In effect, the Bill now exempts nuclear actions from the assessment and approval provisions of the Act in three ways, and whichever device is used, the result is the same. According to Keim:
The amendments to the EPBC Act espouse a clear indication that, in future, nuclear actions may be approved by processes that involve less public input and transparency While each of the processes indicated as suitable for the approval of nuclear actions is surprising, the use of Conservation Agreements for this process seems particularly unsuitable and particularly lacking in safeguards; public input; and transparency.
The second and related issue is this: If, as the Prime Minister promised on 28 April, he successfully repeals, ‘Commonwealth legislation prohibiting nuclear activities, including the relevant provisions of the EPBC Act 1999,’ we can assume the current prohibition against fuel fabrication plants, enrichment plants, nuclear power plants and reprocessing plants, will be lifted.
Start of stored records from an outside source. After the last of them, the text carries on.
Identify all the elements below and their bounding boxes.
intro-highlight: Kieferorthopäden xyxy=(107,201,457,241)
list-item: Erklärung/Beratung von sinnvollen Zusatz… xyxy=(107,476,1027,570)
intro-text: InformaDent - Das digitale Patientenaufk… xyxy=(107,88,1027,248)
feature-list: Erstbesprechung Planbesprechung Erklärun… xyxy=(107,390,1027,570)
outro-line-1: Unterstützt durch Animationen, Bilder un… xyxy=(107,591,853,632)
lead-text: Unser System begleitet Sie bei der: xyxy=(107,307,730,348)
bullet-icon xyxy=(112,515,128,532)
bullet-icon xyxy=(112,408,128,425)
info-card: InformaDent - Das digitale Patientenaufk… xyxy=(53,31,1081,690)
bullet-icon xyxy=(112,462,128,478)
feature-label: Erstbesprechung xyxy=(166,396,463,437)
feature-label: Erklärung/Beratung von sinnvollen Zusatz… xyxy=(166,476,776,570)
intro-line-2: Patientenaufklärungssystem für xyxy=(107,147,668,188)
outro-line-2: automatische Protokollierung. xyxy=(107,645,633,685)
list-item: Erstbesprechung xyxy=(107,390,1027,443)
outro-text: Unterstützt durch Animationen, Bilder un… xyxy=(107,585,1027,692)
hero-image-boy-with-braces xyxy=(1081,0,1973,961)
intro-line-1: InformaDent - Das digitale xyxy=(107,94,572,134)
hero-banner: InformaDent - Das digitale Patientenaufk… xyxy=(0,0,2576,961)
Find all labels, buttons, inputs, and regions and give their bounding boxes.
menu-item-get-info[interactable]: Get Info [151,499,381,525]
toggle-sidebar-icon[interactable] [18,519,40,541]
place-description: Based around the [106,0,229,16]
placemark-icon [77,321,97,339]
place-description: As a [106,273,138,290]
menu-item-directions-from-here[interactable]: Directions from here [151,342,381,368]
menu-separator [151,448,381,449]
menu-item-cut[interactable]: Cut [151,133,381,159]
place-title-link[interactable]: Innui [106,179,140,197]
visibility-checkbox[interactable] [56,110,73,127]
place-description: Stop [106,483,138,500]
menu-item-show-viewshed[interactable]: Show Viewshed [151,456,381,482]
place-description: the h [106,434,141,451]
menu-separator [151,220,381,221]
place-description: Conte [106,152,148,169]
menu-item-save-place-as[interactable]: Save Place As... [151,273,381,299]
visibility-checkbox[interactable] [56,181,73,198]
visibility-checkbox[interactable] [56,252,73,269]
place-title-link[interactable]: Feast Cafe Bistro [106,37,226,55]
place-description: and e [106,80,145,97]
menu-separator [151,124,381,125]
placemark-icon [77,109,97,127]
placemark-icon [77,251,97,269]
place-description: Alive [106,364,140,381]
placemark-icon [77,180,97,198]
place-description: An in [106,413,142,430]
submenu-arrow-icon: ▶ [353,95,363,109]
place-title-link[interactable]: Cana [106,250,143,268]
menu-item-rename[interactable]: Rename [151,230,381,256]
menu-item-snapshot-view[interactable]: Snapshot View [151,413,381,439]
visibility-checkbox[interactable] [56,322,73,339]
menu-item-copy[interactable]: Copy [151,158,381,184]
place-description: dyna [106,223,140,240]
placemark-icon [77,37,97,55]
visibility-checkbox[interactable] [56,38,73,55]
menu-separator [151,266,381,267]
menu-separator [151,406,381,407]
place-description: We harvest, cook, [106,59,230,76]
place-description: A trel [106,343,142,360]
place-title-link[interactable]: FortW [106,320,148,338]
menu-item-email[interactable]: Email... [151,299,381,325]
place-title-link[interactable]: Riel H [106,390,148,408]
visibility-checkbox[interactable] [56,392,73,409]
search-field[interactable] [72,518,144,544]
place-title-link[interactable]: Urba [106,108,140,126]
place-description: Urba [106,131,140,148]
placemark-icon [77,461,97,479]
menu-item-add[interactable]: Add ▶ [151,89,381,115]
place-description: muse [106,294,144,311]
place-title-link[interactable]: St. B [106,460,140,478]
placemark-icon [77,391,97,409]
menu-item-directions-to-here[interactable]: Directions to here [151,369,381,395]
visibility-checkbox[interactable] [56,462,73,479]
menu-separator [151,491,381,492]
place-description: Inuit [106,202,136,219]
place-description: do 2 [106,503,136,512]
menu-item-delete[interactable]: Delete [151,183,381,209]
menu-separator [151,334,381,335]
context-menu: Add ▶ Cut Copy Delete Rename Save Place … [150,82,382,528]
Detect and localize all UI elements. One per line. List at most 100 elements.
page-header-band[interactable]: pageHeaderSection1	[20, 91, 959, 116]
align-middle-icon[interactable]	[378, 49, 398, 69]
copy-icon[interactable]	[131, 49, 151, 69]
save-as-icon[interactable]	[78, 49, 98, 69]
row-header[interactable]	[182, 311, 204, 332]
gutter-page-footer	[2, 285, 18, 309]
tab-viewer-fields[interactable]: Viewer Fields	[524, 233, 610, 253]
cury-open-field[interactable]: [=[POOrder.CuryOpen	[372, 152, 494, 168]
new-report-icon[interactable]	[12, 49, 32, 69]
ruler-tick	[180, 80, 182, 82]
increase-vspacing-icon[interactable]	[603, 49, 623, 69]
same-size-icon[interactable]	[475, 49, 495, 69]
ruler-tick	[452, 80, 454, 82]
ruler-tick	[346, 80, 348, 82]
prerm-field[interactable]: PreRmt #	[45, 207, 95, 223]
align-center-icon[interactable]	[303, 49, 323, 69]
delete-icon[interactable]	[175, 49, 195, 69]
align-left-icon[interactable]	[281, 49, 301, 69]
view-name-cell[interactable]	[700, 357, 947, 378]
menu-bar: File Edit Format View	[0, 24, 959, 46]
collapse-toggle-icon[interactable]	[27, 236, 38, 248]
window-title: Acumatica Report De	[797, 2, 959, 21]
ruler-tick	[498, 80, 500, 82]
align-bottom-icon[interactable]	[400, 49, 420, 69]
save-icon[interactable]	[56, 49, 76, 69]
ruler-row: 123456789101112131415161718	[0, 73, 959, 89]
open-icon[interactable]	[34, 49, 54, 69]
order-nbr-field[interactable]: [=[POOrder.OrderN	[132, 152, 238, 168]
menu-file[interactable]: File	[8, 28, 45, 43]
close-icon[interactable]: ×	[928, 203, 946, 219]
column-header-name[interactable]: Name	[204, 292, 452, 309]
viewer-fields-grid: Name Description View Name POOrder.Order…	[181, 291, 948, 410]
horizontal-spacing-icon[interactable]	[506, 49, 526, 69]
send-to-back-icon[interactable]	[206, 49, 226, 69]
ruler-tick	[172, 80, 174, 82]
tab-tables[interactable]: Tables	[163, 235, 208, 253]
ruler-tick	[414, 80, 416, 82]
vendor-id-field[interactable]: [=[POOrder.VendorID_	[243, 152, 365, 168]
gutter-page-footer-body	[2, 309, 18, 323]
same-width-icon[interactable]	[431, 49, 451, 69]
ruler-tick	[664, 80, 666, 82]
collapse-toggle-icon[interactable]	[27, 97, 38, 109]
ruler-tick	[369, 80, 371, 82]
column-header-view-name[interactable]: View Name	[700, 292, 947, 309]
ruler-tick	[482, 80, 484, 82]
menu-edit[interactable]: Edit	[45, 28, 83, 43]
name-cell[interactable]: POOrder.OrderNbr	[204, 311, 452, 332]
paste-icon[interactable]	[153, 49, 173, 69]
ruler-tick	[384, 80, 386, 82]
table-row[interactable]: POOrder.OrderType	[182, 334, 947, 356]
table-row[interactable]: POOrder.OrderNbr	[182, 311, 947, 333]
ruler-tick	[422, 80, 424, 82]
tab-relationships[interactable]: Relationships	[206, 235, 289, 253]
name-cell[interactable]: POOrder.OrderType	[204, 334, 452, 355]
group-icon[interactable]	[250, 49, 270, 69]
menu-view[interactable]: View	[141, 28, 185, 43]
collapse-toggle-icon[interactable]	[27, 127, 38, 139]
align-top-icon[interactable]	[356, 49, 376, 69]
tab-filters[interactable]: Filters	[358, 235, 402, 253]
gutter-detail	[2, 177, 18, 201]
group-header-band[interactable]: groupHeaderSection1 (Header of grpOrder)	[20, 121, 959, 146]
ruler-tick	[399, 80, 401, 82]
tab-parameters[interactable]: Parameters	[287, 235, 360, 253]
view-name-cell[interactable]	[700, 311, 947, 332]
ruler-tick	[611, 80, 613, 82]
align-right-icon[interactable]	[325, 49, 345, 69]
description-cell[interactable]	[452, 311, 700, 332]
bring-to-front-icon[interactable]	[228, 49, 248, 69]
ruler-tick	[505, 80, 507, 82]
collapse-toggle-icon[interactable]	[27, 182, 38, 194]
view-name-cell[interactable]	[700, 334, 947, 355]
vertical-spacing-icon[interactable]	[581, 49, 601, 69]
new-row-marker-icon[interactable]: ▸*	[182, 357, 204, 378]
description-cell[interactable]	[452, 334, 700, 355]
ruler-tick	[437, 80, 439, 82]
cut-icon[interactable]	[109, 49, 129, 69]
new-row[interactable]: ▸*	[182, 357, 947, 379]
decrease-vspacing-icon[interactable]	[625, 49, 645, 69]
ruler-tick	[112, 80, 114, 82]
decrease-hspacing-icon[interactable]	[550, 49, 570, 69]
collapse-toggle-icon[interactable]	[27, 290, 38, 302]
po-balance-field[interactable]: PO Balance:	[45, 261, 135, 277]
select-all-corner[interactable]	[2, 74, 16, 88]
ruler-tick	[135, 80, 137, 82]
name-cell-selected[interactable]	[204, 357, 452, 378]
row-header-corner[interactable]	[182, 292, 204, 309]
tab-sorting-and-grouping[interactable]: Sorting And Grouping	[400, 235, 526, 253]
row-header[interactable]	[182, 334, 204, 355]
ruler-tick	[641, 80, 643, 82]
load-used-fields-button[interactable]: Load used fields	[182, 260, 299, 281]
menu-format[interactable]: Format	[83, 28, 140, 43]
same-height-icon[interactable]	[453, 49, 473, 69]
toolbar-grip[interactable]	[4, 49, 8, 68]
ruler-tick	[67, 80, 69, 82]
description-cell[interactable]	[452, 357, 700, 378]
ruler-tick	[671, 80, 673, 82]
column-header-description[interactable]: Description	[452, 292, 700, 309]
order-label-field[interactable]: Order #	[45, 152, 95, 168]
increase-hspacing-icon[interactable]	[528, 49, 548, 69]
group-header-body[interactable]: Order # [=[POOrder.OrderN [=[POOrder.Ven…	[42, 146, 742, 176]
If the same new standards apply to fuel fabrication, enrichment, power and reprocessing plants as now apply to nuclear waste dumps and transport routes, the Minister for the Environment will then have unprecedented power to establish a whole-of-life-cycle for the nuclear industry in Australia.
It could be argued that the Australian community needs to decide whether indigenous nuclear reactors and fuel fabrication plants make sense from an economic, environmental and social point of view.
However, the proposition that Australia get into the uranium enrichment and reprocessing business has a much wider audience because, once Australia gains the capacity to enrich uranium, it also gains the capacity to make nuclear weapons. As Dr Andrew Davies of the Australian Strategic Policy Institute (ASPI) explained to me six months ago, ‘ That is simply a consequence of the technology overlap.’ And once it has enrichment capacity, Australia could very quickly develop nuclear weapons.
Last October, Davies wrote a report for ASPI examining the links between uranium exports, processing and nuclear weapons proliferation. According to Davies, so
long as Australia does not engage in enrichment and/or reprocessing, our neighbours have little to be concerned about:
They would not be concerned, I think, about Australia taking back spent nuclear fuel rods for storage. But if, at a later date, Australia wanted to get into either enrichment or reprocessing, then I think they would be alarmed because that puts us in the position to develop nuclear weapons How would Australia answer the question: ‘if it’s OK for you guys to develop an enrichment capability, why is it not alright for us?’
The implications of Mr Howard’s ‘ new strategy for the future development of uranium mining and nuclear power in Australia’ are profound. His critics may not like his vision or where his imagination could take the country, but it is time to take both very seriously.